How is taxonomy information injected into BLAST databases?
My application logic is requiring me to rebuild nr from the fasta file (ftp://ftp.ncbi.nlm.nih.gov/blast/db/FASTA/) because I need to make some custom changes to the sequence headers:
In that file the headers does not seem to have taxonomy information other than the name of the taxonomy rank in brackets like this [Bacillus]. That doesn't seem to be enough to perform extractions using blasdbcmd like this
$ blastdbcmd -db nr -entry all -outfmt "%g %T" | \
awk ' { if ($2 == 9606) { print $1 } } ' | \
blastdbcmd -db nr -entry_batch - -out human_sequences.txt
There is an option called taxid_map in makeblastdb but where do I get the mapping file?
I guess a simpler way to ask my question is what command does NCBI use to make their nr database from the nr fasta file?
Thanks for your suggestion. Your suggestion works for preformatted nr database downloaded from NCBI. However I need to make the nr database from scratch from the fasta file (because I need to add some information to sequence headers in the nr fasta file).
My question is similar to this one how to makeblastdb with taxon id's
Any thoughts on this?
I believe that as long as the accession numbers are the same you'd get the same behavior, hence you would not need to do anything in particular. My expectation is that the blast TaxDB is indexed by accession numbers.
If you also wanted to build your own custom taxonomy - then you'd have to build it with
makeblastdb
as you suspect.

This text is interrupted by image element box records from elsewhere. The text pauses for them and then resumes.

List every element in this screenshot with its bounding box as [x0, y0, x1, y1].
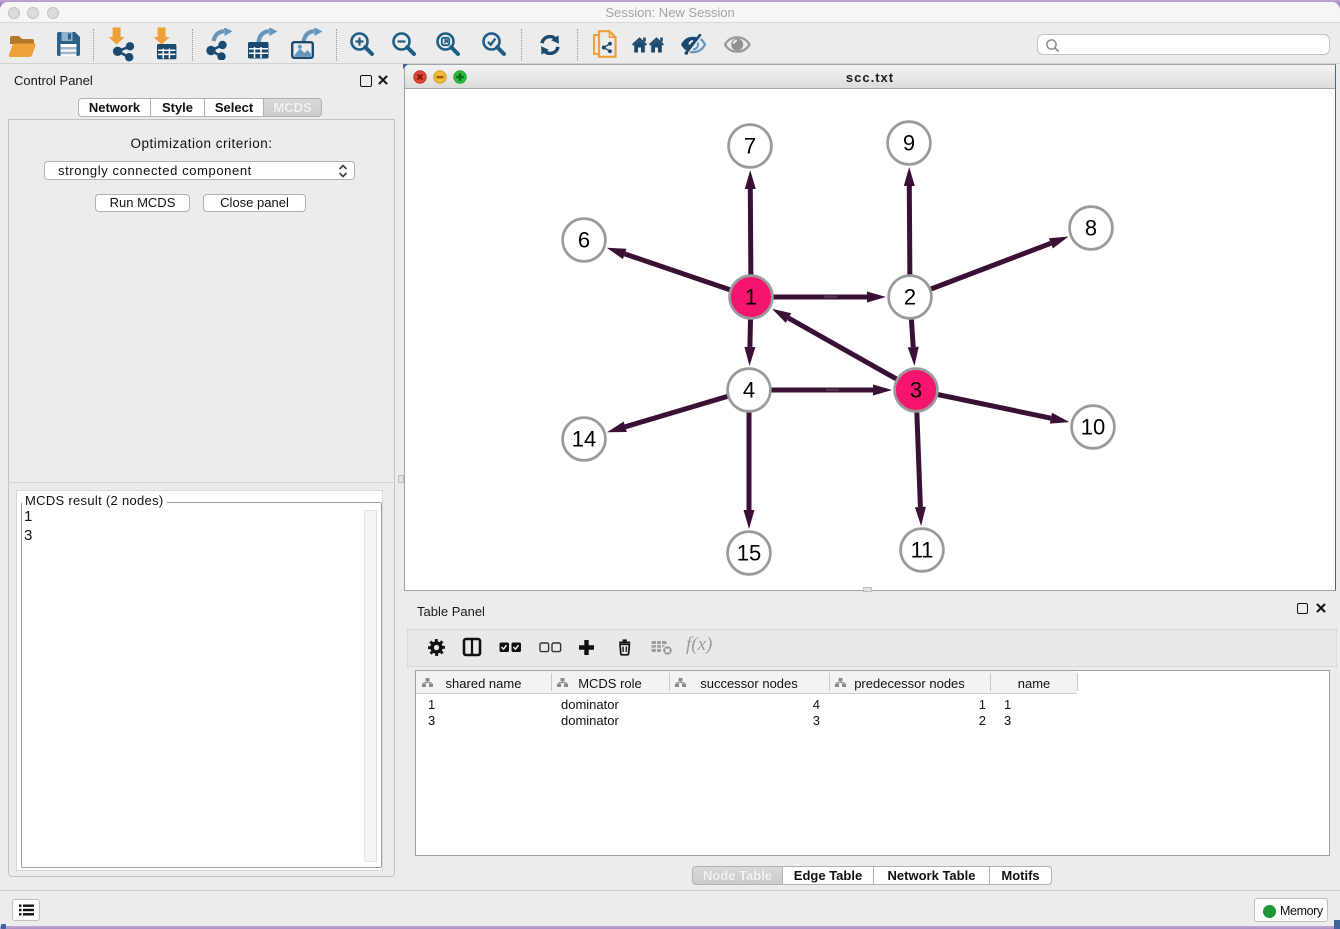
svg-text:1: 1: [745, 285, 757, 310]
svg-text:15: 15: [737, 541, 761, 566]
svg-text:2: 2: [904, 285, 916, 310]
svg-text:14: 14: [572, 427, 596, 452]
svg-text:4: 4: [743, 378, 755, 403]
svg-text:9: 9: [903, 131, 915, 156]
svg-text:6: 6: [578, 228, 590, 253]
svg-text:11: 11: [911, 538, 934, 563]
svg-text:3: 3: [910, 378, 922, 403]
svg-text:8: 8: [1085, 216, 1097, 241]
svg-text:10: 10: [1081, 415, 1105, 440]
svg-text:7: 7: [744, 134, 756, 159]
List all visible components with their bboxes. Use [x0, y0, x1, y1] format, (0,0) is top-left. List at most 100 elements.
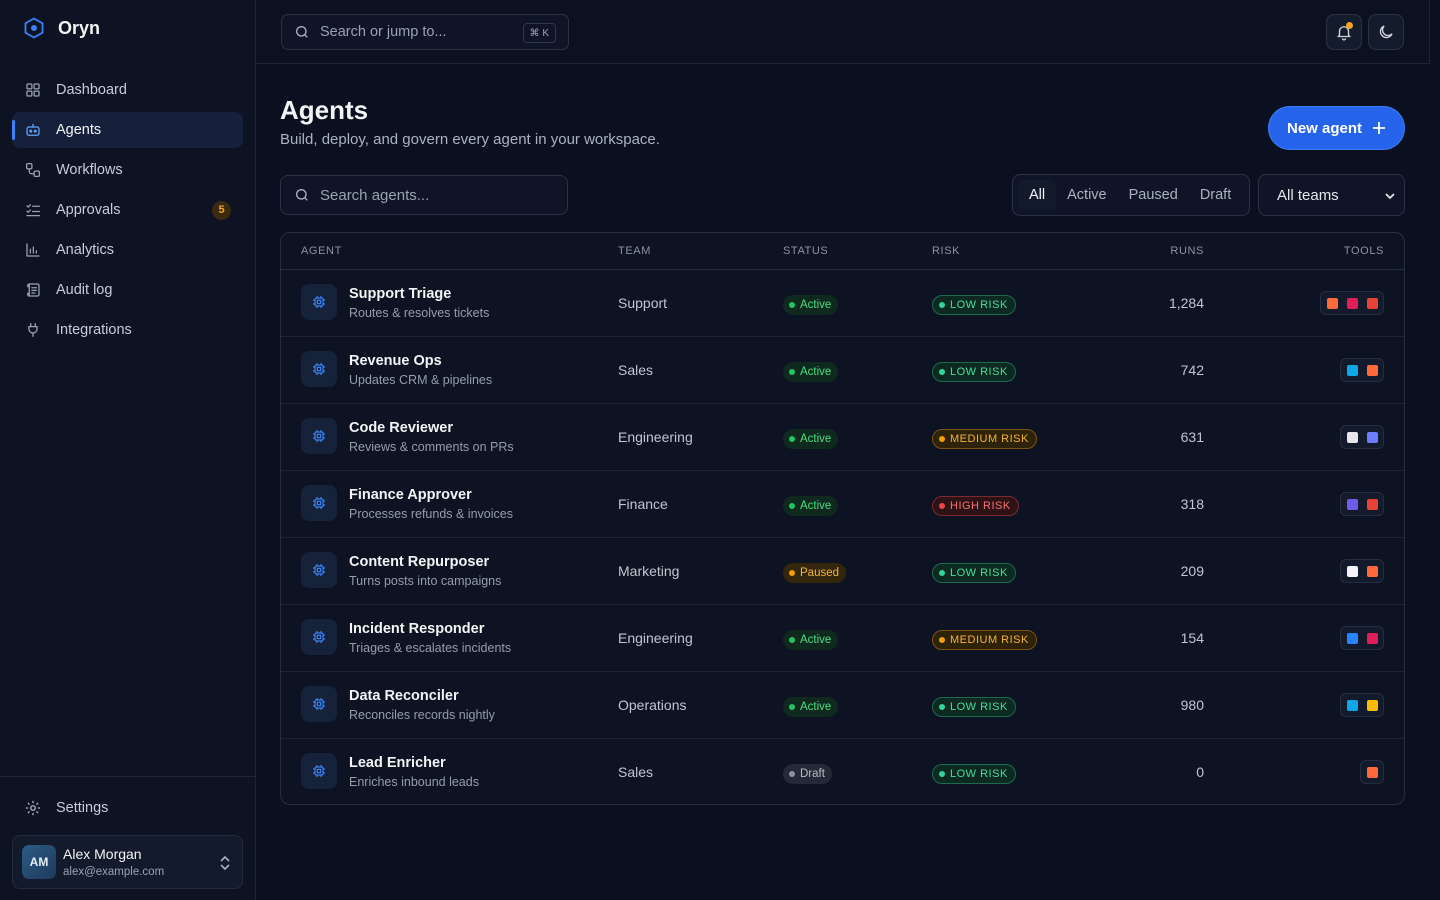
cpu-icon [301, 418, 337, 454]
agent-search-placeholder: Search agents... [320, 186, 430, 204]
agent-tools[interactable] [1320, 291, 1384, 315]
status-badge: Active [783, 496, 839, 516]
status-label: Active [800, 299, 832, 311]
new-agent-button[interactable]: New agent [1268, 106, 1405, 150]
agent-search-input[interactable]: Search agents... [280, 175, 568, 215]
status-label: Active [800, 500, 832, 512]
global-search-placeholder: Search or jump to... [320, 24, 447, 40]
agent-name[interactable]: Revenue Ops [349, 353, 442, 369]
sidebar-item-dashboard[interactable]: Dashboard [12, 72, 243, 108]
sidebar-item-agents[interactable]: Agents [12, 112, 243, 148]
brand[interactable]: Oryn [22, 16, 100, 40]
table-row[interactable]: Incident Responder Triages & escalates in… [281, 605, 1404, 672]
sidebar-item-label: Dashboard [56, 82, 127, 98]
column-header-status[interactable]: STATUS [783, 245, 828, 257]
status-label: Draft [800, 768, 825, 780]
column-header-risk[interactable]: RISK [932, 245, 960, 257]
table-row[interactable]: Lead Enricher Enriches inbound leads Sales… [281, 739, 1404, 804]
agent-description: Reconciles records nightly [349, 708, 495, 722]
agent-name[interactable]: Support Triage [349, 286, 451, 302]
filter-tab-all[interactable]: All [1018, 180, 1057, 210]
risk-badge: LOW RISK [932, 764, 1016, 784]
agent-description: Updates CRM & pipelines [349, 373, 493, 387]
agent-tools[interactable] [1340, 358, 1384, 382]
scroll-icon [27, 283, 40, 297]
agent-team: Engineering [618, 429, 693, 445]
agent-name[interactable]: Incident Responder [349, 621, 484, 637]
cpu-icon [301, 485, 337, 521]
agent-team: Sales [618, 764, 654, 780]
cpu-icon [301, 753, 337, 789]
sidebar-item-integrations[interactable]: Integrations [12, 312, 243, 348]
sidebar-item-label: Agents [56, 122, 102, 138]
risk-label: LOW RISK [950, 299, 1008, 311]
risk-badge: LOW RISK [932, 563, 1016, 583]
agent-name[interactable]: Lead Enricher [349, 755, 446, 771]
sidebar-item-label: Approvals [56, 202, 121, 218]
stripe-icon [1343, 494, 1361, 514]
sidebar-item-workflows[interactable]: Workflows [12, 152, 243, 188]
gmail-icon [1363, 494, 1381, 514]
table-row[interactable]: Code Reviewer Reviews & comments on PRs En… [281, 404, 1404, 471]
sidebar-item-settings[interactable]: Settings [24, 799, 108, 817]
sidebar-item-label: Audit log [56, 282, 113, 298]
user-name: Alex Morgan [63, 846, 142, 862]
global-search-input[interactable]: Search or jump to... ⌘ K [281, 14, 569, 50]
user-menu[interactable]: AM Alex Morgan alex@example.com [12, 835, 243, 889]
table-row[interactable]: Content Repurposer Turns posts into campa… [281, 538, 1404, 605]
agent-tools[interactable] [1340, 425, 1384, 449]
agent-tools[interactable] [1340, 693, 1384, 717]
avatar: AM [22, 845, 56, 879]
sidebar-item-label: Analytics [56, 242, 115, 258]
filter-tab-active[interactable]: Active [1056, 180, 1118, 210]
table-row[interactable]: Support Triage Routes & resolves tickets S… [281, 270, 1404, 337]
agent-tools[interactable] [1340, 559, 1384, 583]
gmail-icon [1363, 293, 1381, 313]
agent-name[interactable]: Data Reconciler [349, 688, 459, 704]
status-filter-tabs: All Active Paused Draft [1012, 174, 1250, 216]
plus-icon [1373, 122, 1385, 134]
status-badge: Active [783, 295, 839, 315]
agent-team: Sales [618, 362, 654, 378]
filter-tab-paused[interactable]: Paused [1118, 180, 1189, 210]
table-row[interactable]: Finance Approver Processes refunds & invo… [281, 471, 1404, 538]
sidebar: Oryn Dashboard Agents Workflows Approvals 5 A… [0, 0, 256, 900]
column-header-team[interactable]: TEAM [618, 245, 651, 257]
status-label: Active [800, 366, 832, 378]
agent-name[interactable]: Content Repurposer [349, 554, 489, 570]
cpu-icon [301, 284, 337, 320]
cpu-icon [301, 351, 337, 387]
agent-name[interactable]: Finance Approver [349, 487, 472, 503]
risk-badge: LOW RISK [932, 697, 1016, 717]
filter-tab-draft[interactable]: Draft [1189, 180, 1242, 210]
salesforce-icon [1343, 695, 1361, 715]
agent-tools[interactable] [1340, 626, 1384, 650]
agent-name[interactable]: Code Reviewer [349, 420, 453, 436]
risk-badge: MEDIUM RISK [932, 429, 1037, 449]
status-label: Active [800, 433, 832, 445]
sidebar-item-label: Workflows [56, 162, 123, 178]
agent-tools[interactable] [1360, 760, 1384, 784]
team-select[interactable]: All teams [1258, 174, 1405, 216]
table-row[interactable]: Revenue Ops Updates CRM & pipelines Sales A… [281, 337, 1404, 404]
notifications-button[interactable] [1326, 14, 1362, 50]
theme-toggle-button[interactable] [1368, 14, 1404, 50]
agent-tools[interactable] [1340, 492, 1384, 516]
sidebar-item-audit-log[interactable]: Audit log [12, 272, 243, 308]
approvals-count-badge: 5 [212, 200, 231, 220]
table-row[interactable]: Data Reconciler Reconciles records nightl… [281, 672, 1404, 739]
slack-icon [1363, 628, 1381, 648]
chevron-up-down-icon [220, 855, 230, 871]
google-drive-icon [1363, 695, 1381, 715]
column-header-agent[interactable]: AGENT [301, 245, 342, 257]
page-title: Agents [280, 95, 369, 125]
status-badge: Paused [783, 563, 847, 583]
chevron-down-icon [1385, 193, 1395, 200]
sidebar-item-analytics[interactable]: Analytics [12, 232, 243, 268]
risk-badge: LOW RISK [932, 362, 1016, 382]
notification-dot [1346, 22, 1353, 29]
agent-runs: 154 [1180, 630, 1204, 646]
risk-label: MEDIUM RISK [950, 433, 1029, 445]
column-header-runs[interactable]: RUNS [1170, 245, 1204, 257]
sidebar-item-approvals[interactable]: Approvals 5 [12, 192, 243, 228]
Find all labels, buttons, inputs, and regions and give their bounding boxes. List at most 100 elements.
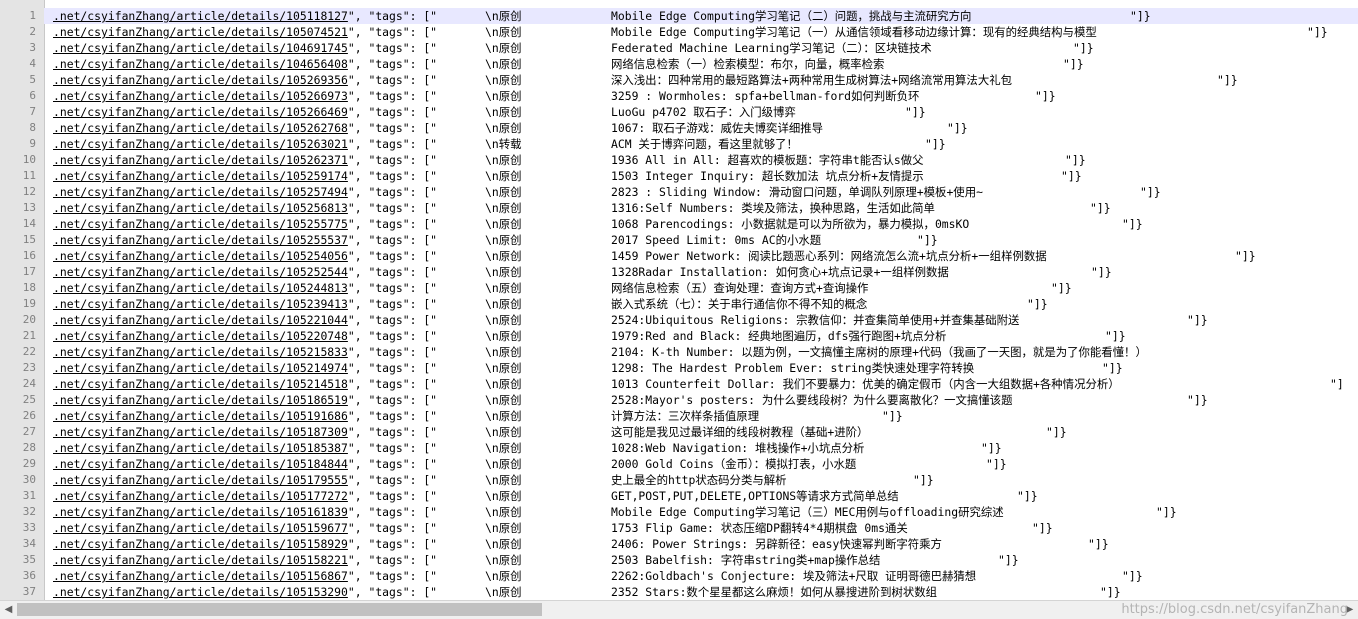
editor-line[interactable]: 11 .net/csyifanZhang/article/details/1052… bbox=[0, 168, 1358, 184]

The mapping files are at:ftp://ftp.ncbi.nlm.nih.gov/pub/taxonomy/
Also, there's a lot things in here. What should i download to get the [-taxid TaxID] [-taxid_map TaxIDMapFile] needed for makeblastdb?
Hello Istvan,
I would also like to do the blast with taxon information as well using the swissprot database however i haven't found detailed instruction of doing it. What I did first is to download the taxonomy database as per instruction but i got error.
perl update_blastdb.pl taxdb --decompress Connected to NCBI taxdb not found, skipping.
Can you help me with what should I do first because it seems like you know how to do this. Thank you!